To come to a saving faith in Christ, one must be convicted in his heart of “how great my sin and misery are” (Heidelberg Catechism, LD 2).
But in order for the Gospel to begin to change anything in our secular culture, I suggest that Christians must find ways to convince others of how great our sin and misery are.
I was reminded of this as I watched this sparring match from April between comedian and atheist Bill Maher and Catholic author Russ Douthat. In response to Maher’s criticisms (to put it lightly) of Christianity, Douthat argued that one’s view of human nature largely determines how one interprets religious teaching. Maher retorts that “to have a normal person commit a horrible act almost never happens without religion.”
Maher’s causal point about religion, of course, is itself a non-starter—religion being “a set of beliefs concerning the cause, nature, and purpose of the universe.” We are all by nature religious creatures; being human means forming such beliefs.
Maher believes humans are naturally good, and spoiled by religion. The gravest consequence of this widespread point of view, according to C.S. Lewis, is that God’s Word gets muted: “It is after you have realized that there is a real Moral Law, and a Power behind the law, and that you have broken that law . . . and not a moment sooner, that Christianity begins to talk,” Lewis writes.
Our innate depravity would seem an easy assertion to prove. History presents more evidence of humanity’s depravity than one could possibly study in a lifetime. The brokenness around us today confirms it. Each of us is a living illustration of its truth. However, “human depravity is at once the most empirically verifiable reality,” Malcolm Muggeridge observed, “and at the same time the most intellectually resisted.”
Misery comes before faith, not the other way around.
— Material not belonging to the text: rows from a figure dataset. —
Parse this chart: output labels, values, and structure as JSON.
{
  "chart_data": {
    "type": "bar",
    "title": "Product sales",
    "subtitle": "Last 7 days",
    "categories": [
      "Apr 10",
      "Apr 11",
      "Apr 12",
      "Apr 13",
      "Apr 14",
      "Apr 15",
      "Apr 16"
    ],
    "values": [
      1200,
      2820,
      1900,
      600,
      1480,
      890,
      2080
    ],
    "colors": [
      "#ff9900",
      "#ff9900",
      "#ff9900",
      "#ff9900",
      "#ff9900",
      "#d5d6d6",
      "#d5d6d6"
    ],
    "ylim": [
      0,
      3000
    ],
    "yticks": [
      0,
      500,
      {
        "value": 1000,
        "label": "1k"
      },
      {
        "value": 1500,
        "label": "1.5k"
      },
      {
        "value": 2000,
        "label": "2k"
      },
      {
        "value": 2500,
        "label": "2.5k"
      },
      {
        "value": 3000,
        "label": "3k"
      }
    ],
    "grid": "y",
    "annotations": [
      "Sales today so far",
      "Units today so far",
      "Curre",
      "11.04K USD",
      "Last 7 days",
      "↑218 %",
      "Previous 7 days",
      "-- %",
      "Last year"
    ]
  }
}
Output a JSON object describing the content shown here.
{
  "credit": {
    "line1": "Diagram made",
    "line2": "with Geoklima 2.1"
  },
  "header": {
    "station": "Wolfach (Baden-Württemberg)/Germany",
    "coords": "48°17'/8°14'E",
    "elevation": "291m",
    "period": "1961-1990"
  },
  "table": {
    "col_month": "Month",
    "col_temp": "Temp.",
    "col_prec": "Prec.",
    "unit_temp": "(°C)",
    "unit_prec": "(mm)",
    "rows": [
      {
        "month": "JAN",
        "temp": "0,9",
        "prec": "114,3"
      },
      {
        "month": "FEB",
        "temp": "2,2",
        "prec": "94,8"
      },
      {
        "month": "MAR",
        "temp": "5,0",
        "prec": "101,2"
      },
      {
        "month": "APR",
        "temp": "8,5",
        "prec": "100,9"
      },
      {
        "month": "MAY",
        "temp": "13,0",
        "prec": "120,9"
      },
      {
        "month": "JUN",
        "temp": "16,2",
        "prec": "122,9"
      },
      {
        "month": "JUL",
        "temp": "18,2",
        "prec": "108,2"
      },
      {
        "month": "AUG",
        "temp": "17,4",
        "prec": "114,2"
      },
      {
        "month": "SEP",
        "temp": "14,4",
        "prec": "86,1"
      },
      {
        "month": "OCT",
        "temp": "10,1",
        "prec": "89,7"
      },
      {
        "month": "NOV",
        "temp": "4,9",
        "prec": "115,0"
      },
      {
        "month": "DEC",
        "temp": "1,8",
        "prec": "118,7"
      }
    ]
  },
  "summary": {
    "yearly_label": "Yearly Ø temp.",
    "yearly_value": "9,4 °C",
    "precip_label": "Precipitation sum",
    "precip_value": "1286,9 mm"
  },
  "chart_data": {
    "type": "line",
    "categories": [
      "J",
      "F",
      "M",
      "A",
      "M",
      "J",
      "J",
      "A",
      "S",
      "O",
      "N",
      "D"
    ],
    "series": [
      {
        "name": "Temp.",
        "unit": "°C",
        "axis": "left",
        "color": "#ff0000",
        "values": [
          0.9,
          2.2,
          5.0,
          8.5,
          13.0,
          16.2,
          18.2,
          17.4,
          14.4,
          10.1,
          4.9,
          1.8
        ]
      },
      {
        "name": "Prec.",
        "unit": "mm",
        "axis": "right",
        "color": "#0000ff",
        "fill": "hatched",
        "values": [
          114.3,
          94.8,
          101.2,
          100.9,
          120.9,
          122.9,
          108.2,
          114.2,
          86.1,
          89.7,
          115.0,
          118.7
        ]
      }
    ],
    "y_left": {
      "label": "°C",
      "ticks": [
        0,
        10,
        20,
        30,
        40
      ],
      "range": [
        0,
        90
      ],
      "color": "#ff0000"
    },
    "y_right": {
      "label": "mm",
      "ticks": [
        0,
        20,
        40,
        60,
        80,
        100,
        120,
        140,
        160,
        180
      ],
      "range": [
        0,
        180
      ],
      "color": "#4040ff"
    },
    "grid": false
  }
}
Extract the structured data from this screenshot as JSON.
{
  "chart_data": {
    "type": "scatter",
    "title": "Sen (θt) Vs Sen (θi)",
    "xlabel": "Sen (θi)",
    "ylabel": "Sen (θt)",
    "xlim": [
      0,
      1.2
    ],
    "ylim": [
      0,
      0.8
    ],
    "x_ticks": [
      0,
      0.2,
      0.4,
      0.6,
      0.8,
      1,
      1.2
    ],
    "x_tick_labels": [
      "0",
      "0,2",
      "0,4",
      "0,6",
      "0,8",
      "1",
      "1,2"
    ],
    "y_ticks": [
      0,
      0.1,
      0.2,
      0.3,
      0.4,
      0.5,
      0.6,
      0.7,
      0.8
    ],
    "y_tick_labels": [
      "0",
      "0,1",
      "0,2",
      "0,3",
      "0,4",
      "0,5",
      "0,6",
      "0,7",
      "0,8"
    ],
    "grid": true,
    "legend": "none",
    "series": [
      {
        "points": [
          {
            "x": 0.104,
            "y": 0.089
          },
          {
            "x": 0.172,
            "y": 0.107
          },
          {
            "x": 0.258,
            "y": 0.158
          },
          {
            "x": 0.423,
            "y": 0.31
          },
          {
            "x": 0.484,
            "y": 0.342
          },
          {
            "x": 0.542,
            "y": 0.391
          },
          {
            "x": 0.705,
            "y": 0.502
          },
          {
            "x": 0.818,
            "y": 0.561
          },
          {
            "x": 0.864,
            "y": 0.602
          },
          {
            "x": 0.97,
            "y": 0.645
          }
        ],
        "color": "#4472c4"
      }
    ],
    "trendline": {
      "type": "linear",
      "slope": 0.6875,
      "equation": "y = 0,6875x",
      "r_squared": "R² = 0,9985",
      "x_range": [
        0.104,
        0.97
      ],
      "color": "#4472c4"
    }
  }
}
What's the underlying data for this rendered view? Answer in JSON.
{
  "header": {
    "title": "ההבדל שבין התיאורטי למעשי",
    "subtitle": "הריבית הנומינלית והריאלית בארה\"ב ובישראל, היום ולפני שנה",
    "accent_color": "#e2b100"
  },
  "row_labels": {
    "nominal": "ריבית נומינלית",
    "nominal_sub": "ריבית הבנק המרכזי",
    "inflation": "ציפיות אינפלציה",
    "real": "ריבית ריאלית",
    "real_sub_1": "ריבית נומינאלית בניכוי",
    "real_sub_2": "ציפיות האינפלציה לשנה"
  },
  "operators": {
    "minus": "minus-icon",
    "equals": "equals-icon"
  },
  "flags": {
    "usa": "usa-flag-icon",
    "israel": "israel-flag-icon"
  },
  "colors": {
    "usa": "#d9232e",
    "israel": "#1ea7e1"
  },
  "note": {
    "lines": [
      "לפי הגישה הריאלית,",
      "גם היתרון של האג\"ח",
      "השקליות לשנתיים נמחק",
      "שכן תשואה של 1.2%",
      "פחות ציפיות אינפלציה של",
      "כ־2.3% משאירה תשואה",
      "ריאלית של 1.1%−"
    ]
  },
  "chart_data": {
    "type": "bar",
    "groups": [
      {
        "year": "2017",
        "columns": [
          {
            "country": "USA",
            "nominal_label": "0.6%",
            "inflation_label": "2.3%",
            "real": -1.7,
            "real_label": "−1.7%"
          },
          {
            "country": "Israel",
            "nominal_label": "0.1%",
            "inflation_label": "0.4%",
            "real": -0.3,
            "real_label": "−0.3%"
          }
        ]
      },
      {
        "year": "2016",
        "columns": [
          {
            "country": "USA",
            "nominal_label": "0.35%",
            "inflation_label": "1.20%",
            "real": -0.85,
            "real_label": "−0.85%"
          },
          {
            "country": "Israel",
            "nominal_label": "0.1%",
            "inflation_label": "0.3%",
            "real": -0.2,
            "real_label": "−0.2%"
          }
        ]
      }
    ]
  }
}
Careful thought on our part is required if we are to confront Maher’s arguments and those of so many others.
How great is our misery? First, a caution. Bearing witness to the reality of human sinfulness requires outright condemnation of neither individuals nor cultures. Certainly, some things deserve outright condemnation, but a posture of condemnation, as Andy Crouch explains, inevitably distorts our witness.
Explaining evil in ways our culture can understand is a necessary precursor, I believe, to explaining the hope that we have. “[T]he Christian religion is, in the long run, a thing of unspeakable comfort,” C.S. Lewis said. “But it does not begin in comfort,” he adds, “it begins in the dismay I have been describing.”
Why do Christians still sin? How could an omnipotent, good God tolerate evil and suffering? When apologetics are debated, these questions are never far away. Prominent atheist Christopher Hitchens even calls belief in vicarious atonement “immoral“.
Here I do not aim for specific rebuttals. Apologists throughout time have vigorously exposed the presuppositions and logical fallacies of atheist agitators like Hitchens and Maher. Rather, I speak pedagogically to believers.
When our neighbours are made to see that the evil and dismay all around them is not the result of some ideology that must be rejected, or some mental illness in a select few that needs curing, but rather the manifestation of the very same selfishness and corruption they feel in their own hearts, only then can we speak to them credibly of Christian hope.
Human depravity has implications for Christian study of and contribution to every field of thought. Our contribution to the arts cannot be all rosy-eyed, but must be prepared to countenance human suffering. In politics we are on guard against utopian ideologies of all varieties and able to understand the legitimate role of government in restraining evil, but also the corrupting power of sin on government itself. We are alert to the fact that wonderful advances in knowledge and capabilities in science and technology also have the potential to be used for great evil.
God’s justice, mercy, and love can have no significance for a culture that denies human sinfulness. If we truly love the world God made, we desire the hope of the Gospel to shine brightly in it. If we want others to see it, however, we need to have the courage to remove their blinders.